The Changing Face of Japan

IT was a land of romance, in which one was transported, not in thought but in actual life, back to the days of Richard Coeur de Lion, a fairyland in the picturesqueness of its people and in its own natural beauties. When I left it, the romance had gone. The samurai and the lords had become undistinguishable by outward signs from the common herd, and elbowed their way through the streets unnoticed and uncared-for. The din of electric cars never ceased and steam factories added to their noise. Japan had become a land of materialism, a great military and commercial Power. But the spirit of the people is unchanged. It is still to-day what it was when the great Mongol was triumphantly driven from the shores of the Island Empire.

From an essay by Joseph Henry Longford (1849-1925) in ‘The Spirit of the Allied Nations (1915), edited by Sir Sidney Low (1857-1932).

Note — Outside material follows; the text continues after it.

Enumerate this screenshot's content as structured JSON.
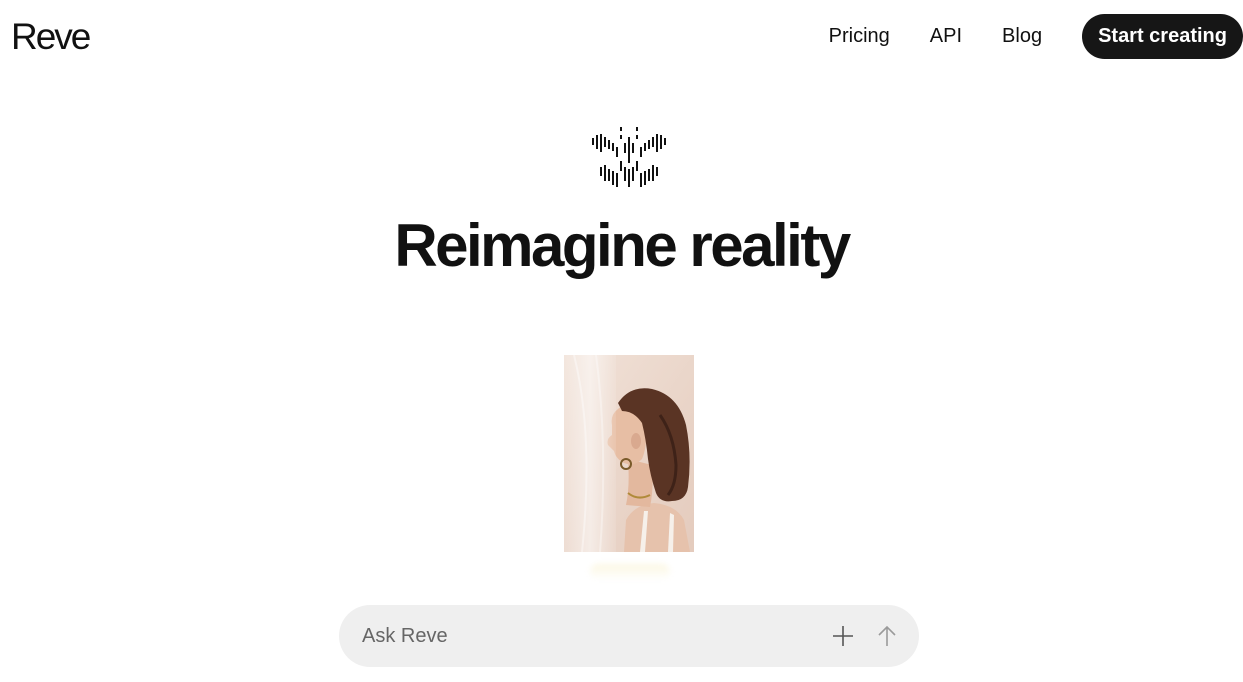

* After subjecting the Korean kingdom of Goryeo, Kublai Khan of the Yuan dynasty tried and failed to conquer the Japanese archipelago. Invasions in 1274 and 1281 were repelled by the Kamakura shogunate. Longford noted that the Japanese had been helped by a ‘divine wind’ (kamikaze), and drew several parallels with the failed invasion of England by The Spanish Armada.

Précis
When Longford left in 1902, everything in Japan had changed. From a society akin to mediaeval England, it had become a modern industrial society of noisy trams and factories. Yet Japanese character was not greatly changed from the ancient days when invaders had been put to flight: a welcome omen in the early years of the Great War.
Questions for Critics

1. What is the author aiming to achieve in writing this?

2. Note any words, devices or turns of phrase that strike you. How do they help the author communicate his ideas more effectively?

3. What impression does this passage make on you? How might you put that impression into words?

Based on The English Critic (1939) by NL Clay, drawing on The New Criticism: A Lecture Delivered at Columbia University, March 9, 1910, by J. E. Spingarn, Professor of Comparative Literature in Columbia University, USA.